Last March marked the 10-year anniversary of the signage of the Patient Protection and Affordable Care Act (PPACA) into law by then-President Barack Obama. Despite the fierce opposition against the law in the early 2010s and more than 70 attempts by the House of Representatives to repeal it, the Affordable Care Act remains the law of the land today.
While the ACA has survived the test of a decade of partisan politics in Congress, its expansion of Medicaid—a healthcare program administered by the states for low income Americans—has yet to be implemented in some states in part due to the Supreme Court’s ruling on the case of National Federation of Independent Business v. Sebelius (2012). In a 5-4 decision along ideological lines, the Supreme Court’s majority opinion—written by conservative Chief Justice John Roberts—stated that the ACA’s expansion of Medicaid must be approved by the governments of each individual state.
Prior to the ACA, the eligibility requirements for Medicaid were limited to families below the poverty line with children or disabilities. This left out many low-income adults who were making too much money to qualify but too little to afford private insurance, as well as those who did not have children or disabilities. With the passage of the ACA, an adult earning up to 138% of the Federal Poverty Line ($17,609 a year) would be able to qualify for Medicaid, but only if they happened to live in a state that accepted Medicaid expansion as stipulated by the Supreme Court. By accepting Medicaid expansion, states would receive funding from the federal government that would cover 90% of the costs, with the remaining 10% to be paid by the states themselves.
As of July 2020, 37 states across the United States have accepted Medicaid expansion, while the 13 other states’ legislatures have blocked it (1). Missouri is one of the states that has yet to expand Medicaid. As a result, there are 350,000 Missourians who have no access to healthcare who would otherwise be covered under the Medicaid expansion. With most legislators in the Missouri State House and Senate being opposed to Medicaid expansion, it is unlikely that legislative action will be taken on the issue. An analysis done by healthcare writer Louise Norris predicts that if Missouri does not expand Medicaid by 2022, it will reject nearly $18 billion in federal funds over 10 years, despite Missourians already paying taxes for it.
Opponents argue that the remaining 10% of the cost for Medicaid expansion (approximately $200 million) that must be put forth by the state is too high of a cost to pay. Republican Missouri Governor Mike Parson and Republican State Representative Cody Smith have argued that the state cannot afford to increase spending, especially during a pandemic when unemployment is high and likely to result in an increase in Medicaid enrollees (2).

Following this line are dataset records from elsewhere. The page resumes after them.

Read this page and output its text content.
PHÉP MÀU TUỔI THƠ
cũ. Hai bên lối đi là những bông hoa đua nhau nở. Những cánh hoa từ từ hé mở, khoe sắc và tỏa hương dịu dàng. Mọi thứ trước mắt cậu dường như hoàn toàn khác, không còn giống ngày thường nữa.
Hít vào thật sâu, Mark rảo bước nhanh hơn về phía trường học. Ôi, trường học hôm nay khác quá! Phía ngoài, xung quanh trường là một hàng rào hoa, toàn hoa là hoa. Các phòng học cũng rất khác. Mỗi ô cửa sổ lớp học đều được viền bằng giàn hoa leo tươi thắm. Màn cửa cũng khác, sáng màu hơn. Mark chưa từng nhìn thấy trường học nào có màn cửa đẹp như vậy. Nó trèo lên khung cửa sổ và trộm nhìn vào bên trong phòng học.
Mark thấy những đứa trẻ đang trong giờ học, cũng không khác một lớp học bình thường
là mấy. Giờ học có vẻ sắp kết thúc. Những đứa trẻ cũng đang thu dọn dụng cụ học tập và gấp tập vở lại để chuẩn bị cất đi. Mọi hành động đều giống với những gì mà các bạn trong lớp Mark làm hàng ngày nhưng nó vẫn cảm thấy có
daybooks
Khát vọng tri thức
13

On the other hand, proponents of Medicaid expansion estimate that there could be net cost savings for the state. According to a report from health policy researchers Matt Powers, Sharon Silow-Carrol, and Jack Meyer, states that expanded Medicaid, such as Arkansas, Michigan, and Montana, saved millions of dollars in their state budgets. This is due to the fact that the increased coverage of the population provides people with potential chronic illnesses the ability to receive treatments that decrease the likelihood of patients needing costlier treatments in the future such as ER visits and inpatient care. Additionally, the study found that Medicaid expansion would create more jobs and increase personal earnings as access to Medicaid would make job searches easier as well as providing people with more disposable income to pay for other goods rather than healthcare premiums.

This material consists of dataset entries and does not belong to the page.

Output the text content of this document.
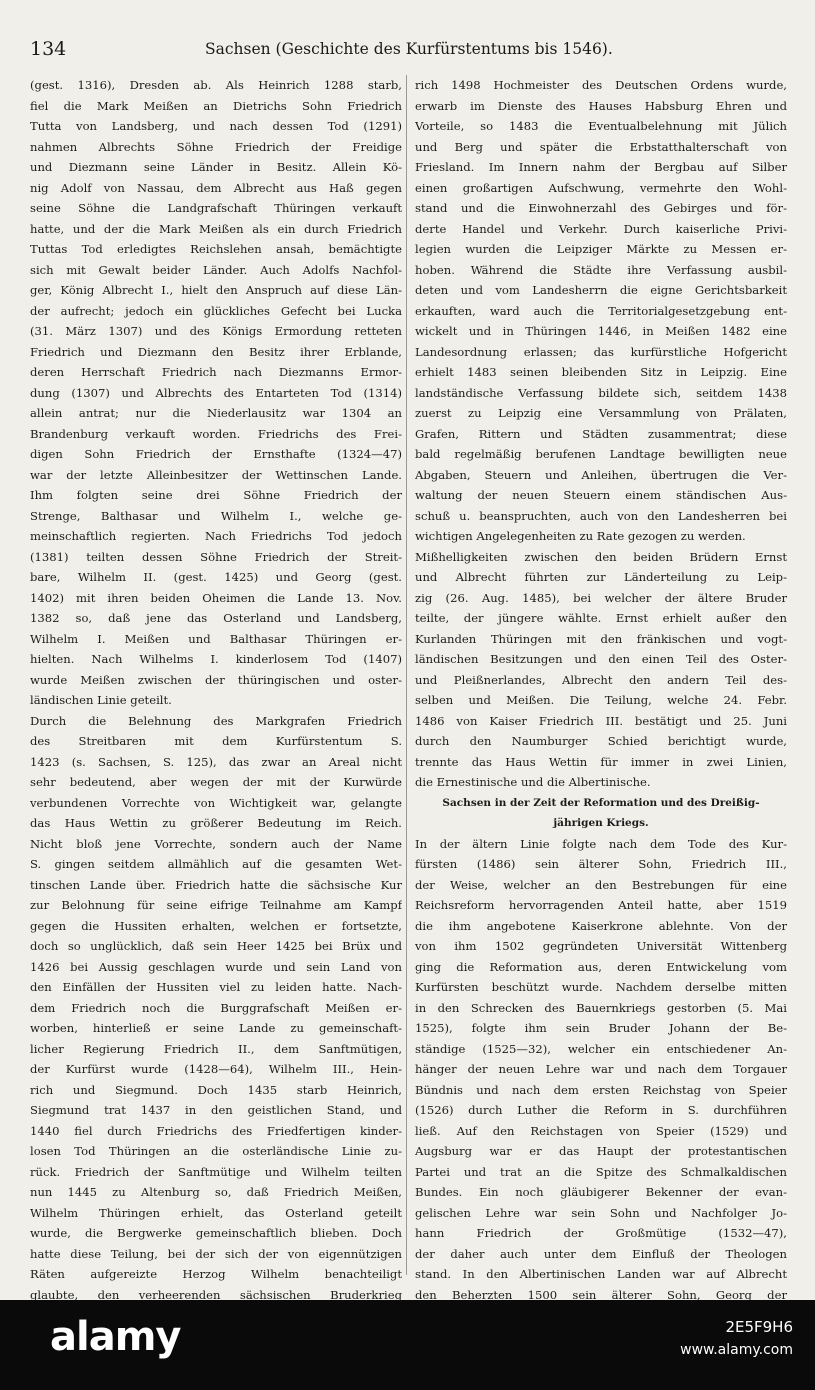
134	Sachsen (Geschichte des Kurfürstentums bis 1546).
(gest. 1316), Dresden ab. Als Heinrich 1288 starb,
fiel die Mark Meißen an Dietrichs Sohn Friedrich
Tutta von Landsberg, und nach dessen Tod (1291)
nahmen Albrechts Söhne Friedrich der Freidige
und Diezmann seine Länder in Besitz. Allein Kö-
nig Adolf von Nassau, dem Albrecht aus Haß gegen
seine Söhne die Landgrafschaft Thüringen verkauft
hatte, und der die Mark Meißen als ein durch Friedrich
Tuttas Tod erledigtes Reichslehen ansah, bemächtigte
sich mit Gewalt beider Länder. Auch Adolfs Nachfol-
ger, König Albrecht I., hielt den Anspruch auf diese Län-
der aufrecht; jedoch ein glückliches Gefecht bei Lucka
(31. März 1307) und des Königs Ermordung retteten
Friedrich und Diezmann den Besitz ihrer Erblande,
deren Herrschaft Friedrich nach Diezmanns Ermor-
dung (1307) und Albrechts des Entarteten Tod (1314)
allein antrat; nur die Niederlausitz war 1304 an
Brandenburg verkauft worden. Friedrichs des Frei-
digen Sohn Friedrich der Ernsthafte (1324—47)
war der letzte Alleinbesitzer der Wettinschen Lande.
Ihm folgten seine drei Söhne Friedrich der
Strenge, Balthasar und Wilhelm I., welche ge-
meinschaftlich regierten. Nach Friedrichs Tod jedoch
(1381) teilten dessen Söhne Friedrich der Streit-
bare, Wilhelm II. (gest. 1425) und Georg (gest.
1402) mit ihren beiden Oheimen die Lande 13. Nov.
1382 so, daß jene das Osterland und Landsberg,
Wilhelm I. Meißen und Balthasar Thüringen er-
hielten. Nach Wilhelms I. kinderlosem Tod (1407)
wurde Meißen zwischen der thüringischen und oster-
ländischen Linie geteilt.
Durch die Belehnung des Markgrafen Friedrich
des Streitbaren mit dem Kurfürstentum S.
1423 (s. Sachsen, S. 125), das zwar an Areal nicht
sehr bedeutend, aber wegen der mit der Kurwürde
verbundenen Vorrechte von Wichtigkeit war, gelangte
das Haus Wettin zu größerer Bedeutung im Reich.
Nicht bloß jene Vorrechte, sondern auch der Name
S. gingen seitdem allmählich auf die gesamten Wet-
tinschen Lande über. Friedrich hatte die sächsische Kur
zur Belohnung für seine eifrige Teilnahme am Kampf
gegen die Hussiten erhalten, welchen er fortsetzte,
doch so unglücklich, daß sein Heer 1425 bei Brüx und
1426 bei Aussig geschlagen wurde und sein Land von
den Einfällen der Hussiten viel zu leiden hatte. Nach-
dem Friedrich noch die Burggrafschaft Meißen er-
worben, hinterließ er seine Lande zu gemeinschaft-
licher Regierung Friedrich II., dem Sanftmütigen,
der Kurfürst wurde (1428—64), Wilhelm III., Hein-
rich und Siegmund. Doch 1435 starb Heinrich,
Siegmund trat 1437 in den geistlichen Stand, und
1440 fiel durch Friedrichs des Friedfertigen kinder-
losen Tod Thüringen an die osterländische Linie zu-
rück. Friedrich der Sanftmütige und Wilhelm teilten
nun 1445 zu Altenburg so, daß Friedrich Meißen,
Wilhelm Thüringen erhielt, das Osterland geteilt
wurde, die Bergwerke gemeinschaftlich blieben. Doch
hatte diese Teilung, bei der sich der von eigennützigen
Räten aufgereizte Herzog Wilhelm benachteiligt
glaubte, den verheerenden sächsischen Bruderkrieg
rich 1498 Hochmeister des Deutschen Ordens wurde,
erwarb im Dienste des Hauses Habsburg Ehren und
Vorteile, so 1483 die Eventualbelehnung mit Jülich
und Berg und später die Erbstatthalterschaft von
Friesland. Im Innern nahm der Bergbau auf Silber
einen großartigen Aufschwung, vermehrte den Wohl-
stand und die Einwohnerzahl des Gebirges und för-
derte Handel und Verkehr. Durch kaiserliche Privi-
legien wurden die Leipziger Märkte zu Messen er-
hoben. Während die Städte ihre Verfassung ausbil-
deten und vom Landesherrn die eigne Gerichtsbarkeit
erkauften, ward auch die Territorialgesetzgebung ent-
wickelt und in Thüringen 1446, in Meißen 1482 eine
Landesordnung erlassen; das kurfürstliche Hofgericht
erhielt 1483 seinen bleibenden Sitz in Leipzig. Eine
landständische Verfassung bildete sich, seitdem 1438
zuerst zu Leipzig eine Versammlung von Prälaten,
Grafen, Rittern und Städten zusammentrat; diese
bald regelmäßig berufenen Landtage bewilligten neue
Abgaben, Steuern und Anleihen, übertrugen die Ver-
waltung der neuen Steuern einem ständischen Aus-
schuß u. beanspruchten, auch von den Landesherren bei
wichtigen Angelegenheiten zu Rate gezogen zu werden.
Mißhelligkeiten zwischen den beiden Brüdern Ernst
und Albrecht führten zur Länderteilung zu Leip-
zig (26. Aug. 1485), bei welcher der ältere Bruder
teilte, der jüngere wählte. Ernst erhielt außer den
Kurlanden Thüringen mit den fränkischen und vogt-
ländischen Besitzungen und den einen Teil des Oster-
und Pleißnerlandes, Albrecht den andern Teil des-
selben und Meißen. Die Teilung, welche 24. Febr.
1486 von Kaiser Friedrich III. bestätigt und 25. Juni
durch den Naumburger Schied berichtigt wurde,
trennte das Haus Wettin für immer in zwei Linien,
die Ernestinische und die Albertinische.
Sachsen in der Zeit der Reformation und des Dreißig-
jährigen Kriegs.
In der ältern Linie folgte nach dem Tode des Kur-
fürsten (1486) sein älterer Sohn, Friedrich III.,
der Weise, welcher an den Bestrebungen für eine
Reichsreform hervorragenden Anteil hatte, aber 1519
die ihm angebotene Kaiserkrone ablehnte. Von der
von ihm 1502 gegründeten Universität Wittenberg
ging die Reformation aus, deren Entwickelung vom
Kurfürsten beschützt wurde. Nachdem derselbe mitten
in den Schrecken des Bauernkriegs gestorben (5. Mai
1525), folgte ihm sein Bruder Johann der Be-
ständige (1525—32), welcher ein entschiedener An-
hänger der neuen Lehre war und nach dem Torgauer
Bündnis und nach dem ersten Reichstag von Speier
(1526) durch Luther die Reform in S. durchführen
ließ. Auf den Reichstagen von Speier (1529) und
Augsburg war er das Haupt der protestantischen
Partei und trat an die Spitze des Schmalkaldischen
Bundes. Ein noch gläubigerer Bekenner der evan-
gelischen Lehre war sein Sohn und Nachfolger Jo-
hann Friedrich der Großmütige (1532—47),
der daher auch unter dem Einfluß der Theologen
stand. In den Albertinischen Landen war auf Albrecht
den Beherzten 1500 sein älterer Sohn, Georg der
alamy	2E5F9H6
www.alamy.com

Even though the Missouri government may be reluctant to approve Medicaid expansion, the fight to pass it is not a lost cause. A successful petition drive was launched last year to put Medicaid expansion to a referendum, and on August 4th Missourians will have the opportunity to expand Medicaid at the ballot box. This tactic of deciding Medicaid expansion through popular vote isn’t unique to Missouri: Maine, Idaho, Nebraska, Utah and Oklahoma have put Medicaid expansion to a vote despite governors or legislatures of the states opposing it. In all of these referendums, the “Yes” vote to expand Medicaid prevailed. Despite the ACA’s controversiality among the general public as well as members of Congress, the law’s provision of Medicaid expansion is evidently popular, even in strongly Republican states.

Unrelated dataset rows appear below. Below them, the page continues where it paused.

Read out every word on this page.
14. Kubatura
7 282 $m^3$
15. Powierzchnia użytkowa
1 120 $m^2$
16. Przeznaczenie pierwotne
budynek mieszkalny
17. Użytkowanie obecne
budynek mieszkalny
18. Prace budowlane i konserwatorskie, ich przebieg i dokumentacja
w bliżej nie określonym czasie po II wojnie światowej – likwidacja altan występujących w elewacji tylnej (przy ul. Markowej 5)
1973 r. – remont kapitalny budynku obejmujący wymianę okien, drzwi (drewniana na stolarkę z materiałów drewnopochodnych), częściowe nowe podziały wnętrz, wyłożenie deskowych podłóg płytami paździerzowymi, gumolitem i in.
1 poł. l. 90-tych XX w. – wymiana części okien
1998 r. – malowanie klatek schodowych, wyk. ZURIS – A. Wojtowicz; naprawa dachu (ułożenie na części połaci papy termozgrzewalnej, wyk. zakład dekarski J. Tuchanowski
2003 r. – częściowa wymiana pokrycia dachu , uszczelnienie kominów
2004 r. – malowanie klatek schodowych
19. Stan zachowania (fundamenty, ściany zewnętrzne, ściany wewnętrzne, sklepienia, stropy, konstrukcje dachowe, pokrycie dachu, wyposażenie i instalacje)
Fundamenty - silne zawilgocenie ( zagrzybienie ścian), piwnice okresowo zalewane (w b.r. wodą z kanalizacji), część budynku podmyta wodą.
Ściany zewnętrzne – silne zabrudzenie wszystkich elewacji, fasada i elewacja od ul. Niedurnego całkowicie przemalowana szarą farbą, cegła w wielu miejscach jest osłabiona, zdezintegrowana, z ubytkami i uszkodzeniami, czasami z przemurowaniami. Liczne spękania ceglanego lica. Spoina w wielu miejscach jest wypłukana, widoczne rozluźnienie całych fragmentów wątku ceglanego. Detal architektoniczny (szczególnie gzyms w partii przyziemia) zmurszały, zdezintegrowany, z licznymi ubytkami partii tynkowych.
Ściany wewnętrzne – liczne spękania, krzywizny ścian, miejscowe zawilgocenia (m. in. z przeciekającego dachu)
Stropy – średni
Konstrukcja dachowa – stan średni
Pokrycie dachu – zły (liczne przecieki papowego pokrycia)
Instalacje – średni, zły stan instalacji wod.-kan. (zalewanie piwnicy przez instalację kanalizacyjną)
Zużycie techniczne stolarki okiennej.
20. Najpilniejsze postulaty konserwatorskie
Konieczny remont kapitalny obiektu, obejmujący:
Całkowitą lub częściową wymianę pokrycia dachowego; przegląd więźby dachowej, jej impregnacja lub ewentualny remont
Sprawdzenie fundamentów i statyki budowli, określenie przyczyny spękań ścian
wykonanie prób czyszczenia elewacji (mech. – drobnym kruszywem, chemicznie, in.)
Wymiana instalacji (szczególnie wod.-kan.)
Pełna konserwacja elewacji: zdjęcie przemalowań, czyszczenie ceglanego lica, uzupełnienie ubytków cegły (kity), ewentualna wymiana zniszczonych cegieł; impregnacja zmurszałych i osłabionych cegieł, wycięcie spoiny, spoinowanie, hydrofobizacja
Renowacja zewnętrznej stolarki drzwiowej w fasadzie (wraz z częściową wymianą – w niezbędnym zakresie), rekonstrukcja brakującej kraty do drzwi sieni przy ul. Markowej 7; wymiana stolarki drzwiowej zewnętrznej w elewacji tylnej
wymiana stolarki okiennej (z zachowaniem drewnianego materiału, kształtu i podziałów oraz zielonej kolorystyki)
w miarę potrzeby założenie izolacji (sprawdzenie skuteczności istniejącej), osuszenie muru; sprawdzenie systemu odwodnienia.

While this referendum may be high stakes one, there has yet to be any polling on it. Thus, it will remain unclear if the “Yes” side or the “No” side will prevail until the election returns come in on August 4th. Whether or not Missouri decides to expand Medicaid next month, the debate on healthcare will still remain an important issue in the state and the nation for years to come. With 49% of the country relying on employer-sponsored insurance, the rise in unemployment as caused by COVID-19 is bound to keep healthcare issues on people’s minds for the foreseeable future (3).